Jusqu’ici, les diplomaties africaines adoptaient souvent un comportement de prudence ou d’alignement sur les positions dominantes dans les forums multilatéraux. Mais ce vote montre qu’un pays africain peut désormais prendre position de manière souveraine, même sur des sujets éloignés de ses préoccupations immédiates.
Ce tournant est à relier à une tendance plus large : la montée en puissance de l’Alliance des États du Sahel (AES), le rejet de la Françafrique, et l’émergence d’un nationalisme panafricain revendiquant une voix autonome sur la scène internationale.
L’Iran : symbole d’un bras de fer global
Au cœur de cette affaire, l’Iran joue un rôle de catalyseur. Loin d’être seulement une question de centrifugeuses ou de niveaux d’enrichissement, le nucléaire iranien cristallise un conflit global sur la souveraineté, la légitimité, et l’universalité des normes internationales.
Les défenseurs de l’Iran — y compris certains analystes non alignés — font valoir que Téhéran respecte son droit souverain à développer un programme nucléaire civil, au même titre que n’importe quel autre État. Ils pointent du doigt les incohérences du système de contrôle international, qui cible certains pays pour leurs ambitions technologiques tout en fermant les yeux sur les arsenaux clandestins de ses alliés.

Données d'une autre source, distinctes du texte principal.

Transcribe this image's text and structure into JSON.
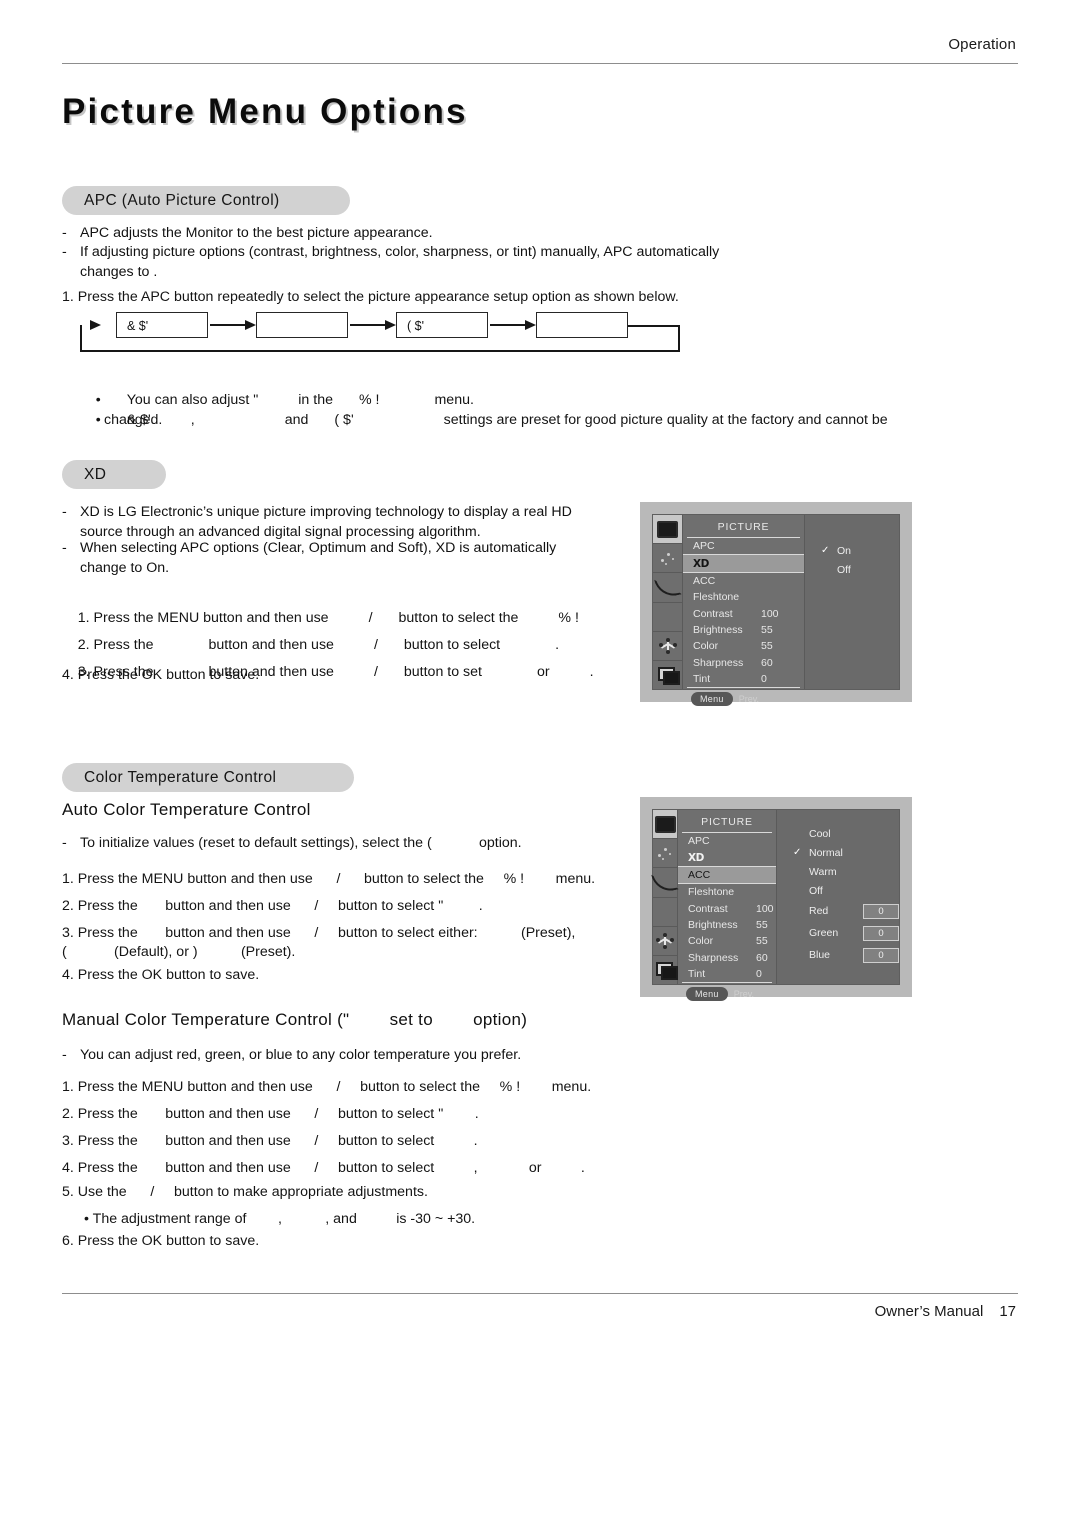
{
  "header": {
    "section_label": "Operation"
  },
  "footer": {
    "manual_label": "Owner’s Manual",
    "page_number": "17"
  },
  "page_title": "Picture Menu Options",
  "apc_section": {
    "pill_label": "APC (Auto Picture Control)",
    "bullets": [
      "APC adjusts the Monitor to the best picture appearance.",
      "If adjusting picture options (contrast, brightness, color, sharpness, or tint) manually, APC automatically"
    ],
    "bullet2_cont": "changes to        .",
    "step1": "1. Press the APC button repeatedly to select the picture appearance setup option as shown below.",
    "flow_boxes": [
      "& $'",
      "",
      "( $'",
      ""
    ],
    "note1_a": "You can also adjust \"",
    "note1_b": "in the",
    "note1_c": "% !",
    "note1_d": "menu.",
    "note2_a": "& $'",
    "note2_b": ",",
    "note2_c": "and",
    "note2_d": "( $'",
    "note2_e": "settings are preset for good picture quality at the factory and cannot be",
    "note2_cont": "changed."
  },
  "xd_section": {
    "pill_label": "XD",
    "bullets": [
      "XD is LG Electronic’s unique picture improving technology to display a real HD",
      "source through an advanced digital signal processing algorithm.",
      "When selecting APC options (Clear, Optimum and Soft), XD is automatically",
      "change to On."
    ],
    "steps": [
      {
        "n": "1. Press the MENU button and then use",
        "mid": "/",
        "tail": "button to select the",
        "token": "% !",
        "end": "menu."
      },
      {
        "n": "2. Press the",
        "blank": "",
        "mid": "button and then use",
        "slash": "/",
        "tail": "button to select",
        "end": "."
      },
      {
        "n": "3. Press the",
        "blank": "",
        "mid": "button and then use",
        "slash": "/",
        "tail": "button to set",
        "or": "or",
        "end": "."
      },
      {
        "n": "4. Press the OK button to save.",
        "mid": "",
        "tail": "",
        "end": ""
      }
    ]
  },
  "ctc_section": {
    "pill_label": "Color Temperature Control",
    "auto_heading": "Auto Color Temperature Control",
    "auto_bullet": "To initialize values (reset to default settings), select the (            option.",
    "auto_steps": [
      "1. Press the MENU button and then use      /      button to select the     % !        menu.",
      "2. Press the       button and then use      /     button to select \"         .",
      "3. Press the       button and then use      /     button to select either:           (Preset),",
      "(            (Default), or )           (Preset).",
      "4. Press the OK button to save."
    ],
    "manual_heading": "Manual Color Temperature Control (\"        set to        option)",
    "manual_bullet": "You can adjust red, green, or blue to any color temperature you prefer.",
    "manual_steps": [
      "1. Press the MENU button and then use      /     button to select the     % !        menu.",
      "2. Press the       button and then use      /     button to select \"        .",
      "3. Press the       button and then use      /     button to select          .",
      "4. Press the       button and then use      /     button to select          ,             or          .",
      "5. Use the      /     button to make appropriate adjustments.",
      "• The adjustment range of        ,           , and          is -30 ~ +30.",
      "6. Press the OK button to save."
    ]
  },
  "osd_xd": {
    "title": "PICTURE",
    "rail_icons": [
      "picture-icon",
      "sound-icon",
      "timer-arc-icon",
      "blank-icon",
      "setup-icon",
      "pip-icon"
    ],
    "rows": [
      {
        "label": "APC",
        "value": "",
        "selected": false
      },
      {
        "label": "XD",
        "value": "",
        "selected": true
      },
      {
        "label": "ACC",
        "value": "",
        "selected": false
      },
      {
        "label": "Fleshtone",
        "value": "",
        "selected": false
      },
      {
        "label": "Contrast",
        "value": "100",
        "selected": false
      },
      {
        "label": "Brightness",
        "value": "55",
        "selected": false
      },
      {
        "label": "Color",
        "value": "55",
        "selected": false
      },
      {
        "label": "Sharpness",
        "value": "60",
        "selected": false
      },
      {
        "label": "Tint",
        "value": "0",
        "selected": false
      }
    ],
    "menu_button": "Menu",
    "prev_label": "Prev.",
    "options": [
      {
        "label": "On",
        "checked": true
      },
      {
        "label": "Off",
        "checked": false
      }
    ]
  },
  "osd_acc": {
    "title": "PICTURE",
    "rail_icons": [
      "picture-icon",
      "sound-icon",
      "timer-arc-icon",
      "blank-icon",
      "setup-icon",
      "pip-icon"
    ],
    "rows": [
      {
        "label": "APC",
        "value": "",
        "selected": false
      },
      {
        "label": "XD",
        "value": "",
        "selected": false
      },
      {
        "label": "ACC",
        "value": "",
        "selected": true
      },
      {
        "label": "Fleshtone",
        "value": "",
        "selected": false
      },
      {
        "label": "Contrast",
        "value": "100",
        "selected": false
      },
      {
        "label": "Brightness",
        "value": "55",
        "selected": false
      },
      {
        "label": "Color",
        "value": "55",
        "selected": false
      },
      {
        "label": "Sharpness",
        "value": "60",
        "selected": false
      },
      {
        "label": "Tint",
        "value": "0",
        "selected": false
      }
    ],
    "menu_button": "Menu",
    "prev_label": "Prev.",
    "options": [
      {
        "label": "Cool",
        "checked": false
      },
      {
        "label": "Normal",
        "checked": true
      },
      {
        "label": "Warm",
        "checked": false
      },
      {
        "label": "Off",
        "checked": false
      },
      {
        "label": "Red",
        "checked": false,
        "value": "0"
      },
      {
        "label": "Green",
        "checked": false,
        "value": "0"
      },
      {
        "label": "Blue",
        "checked": false,
        "value": "0"
      }
    ]
  },
  "colors": {
    "pill_bg": "#d2d2d2",
    "osd_bezel": "#b9b9b9",
    "osd_body": "#787878",
    "osd_list": "#6f6f6f",
    "osd_panel": "#6a6a6a",
    "osd_selected_row": "#9a9a9a"
  }
}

Dans ce contexte, la résolution du 12 juin s’inscrit dans un affrontement plus large entre deux visions du monde : d’un côté, celle d’un ordre international fondé sur des institutions régulées mais à légitimité inégale ; de l’autre, celle d’un nouvel ordre multipolaire, où les puissances émergentes et les États non-alignés exigent la reconnaissance de leur autonomie.
Le vote du Burkina Faso aux côtés de la Russie et de la Chine ne modifie pas seulement la dynamique du dossier iranien. Il témoigne d’une mutation en profondeur des équilibres diplomatiques mondiaux, où les pays du Sud ne veulent plus simplement être des objets de décisions prises ailleurs, mais des sujets actifs du droit international.

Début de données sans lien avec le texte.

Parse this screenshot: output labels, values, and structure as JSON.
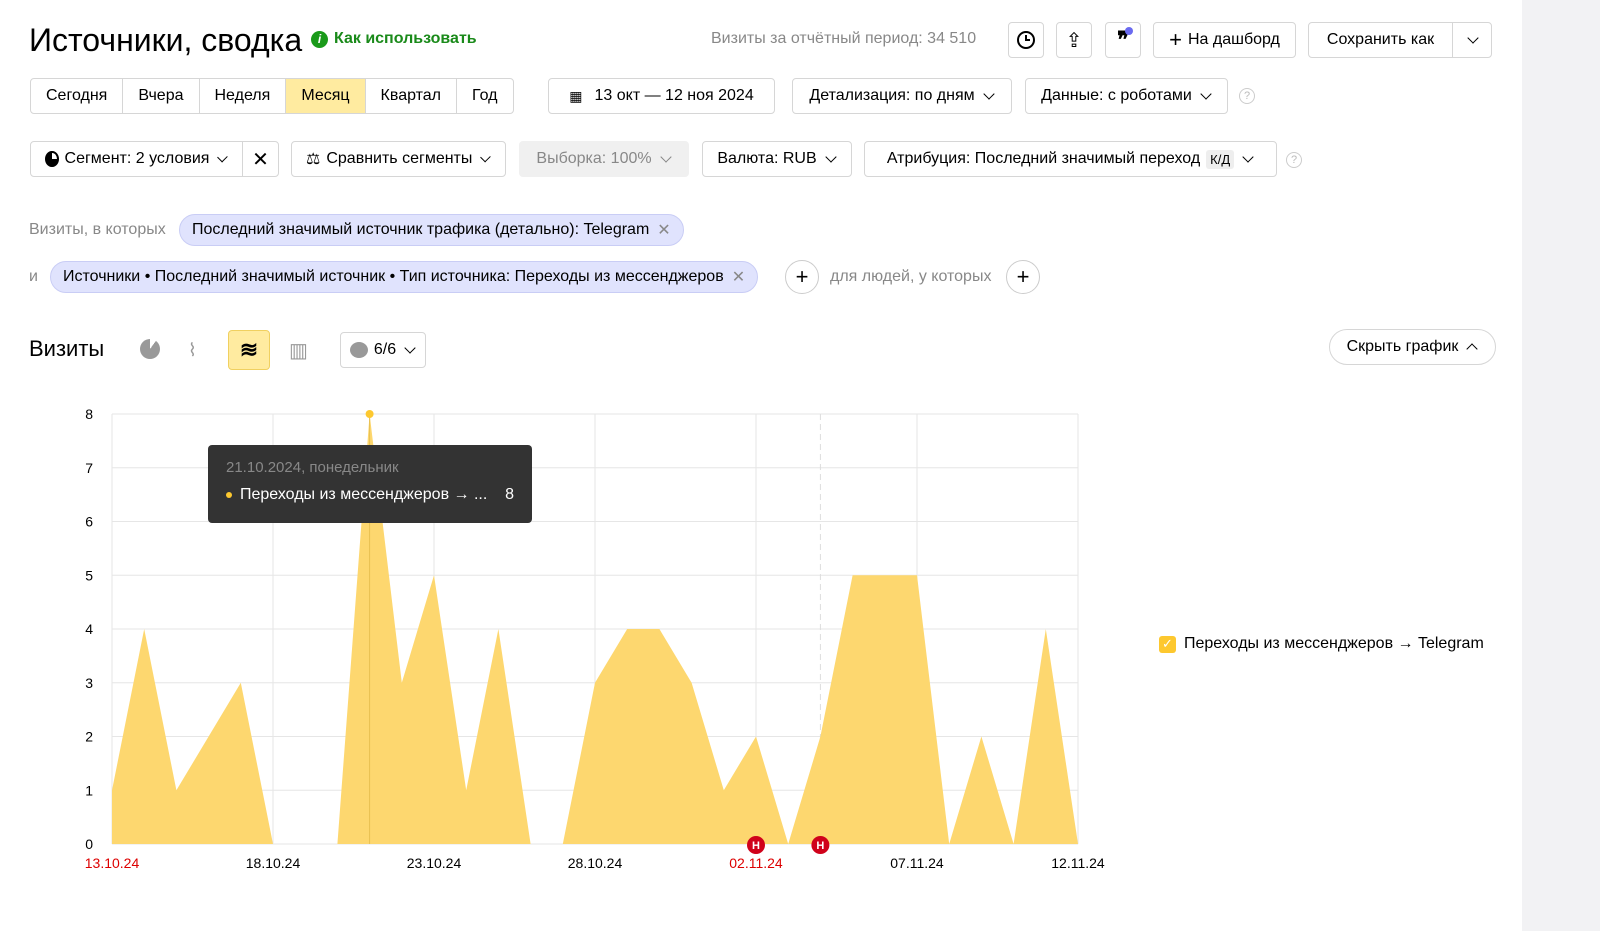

L’AIEA devra, à l’avenir, prendre en compte cette nouvelle réalité : son autorité ne pourra être crédible que si elle se montre impartiale, équitable, et respectueuse des souverainetés nationales. À défaut, ses résolutions risquent d’apparaître comme des instruments de domination plutôt que des garants de sécurité collective.
En s’opposant à une résolution contre l’Iran, le Burkina Faso n’a pas simplement exprimé un vote. Il a affirmé une vision. Une vision dans laquelle la souveraineté des États, la contestation des normes imposées, et la solidarité avec les peuples non-alignés deviennent les piliers d’une diplomatie affranchie des tutelles anciennes. Ce geste, aussi discret soit-il dans le tumulte médiatique mondial, mérite d’être salué comme un acte de courage diplomatique. Il annonce peut-être le début d’une nouvelle ère, où les petites nations osent dire « non » — et où ce « non » commence à peser dans la balance du monde.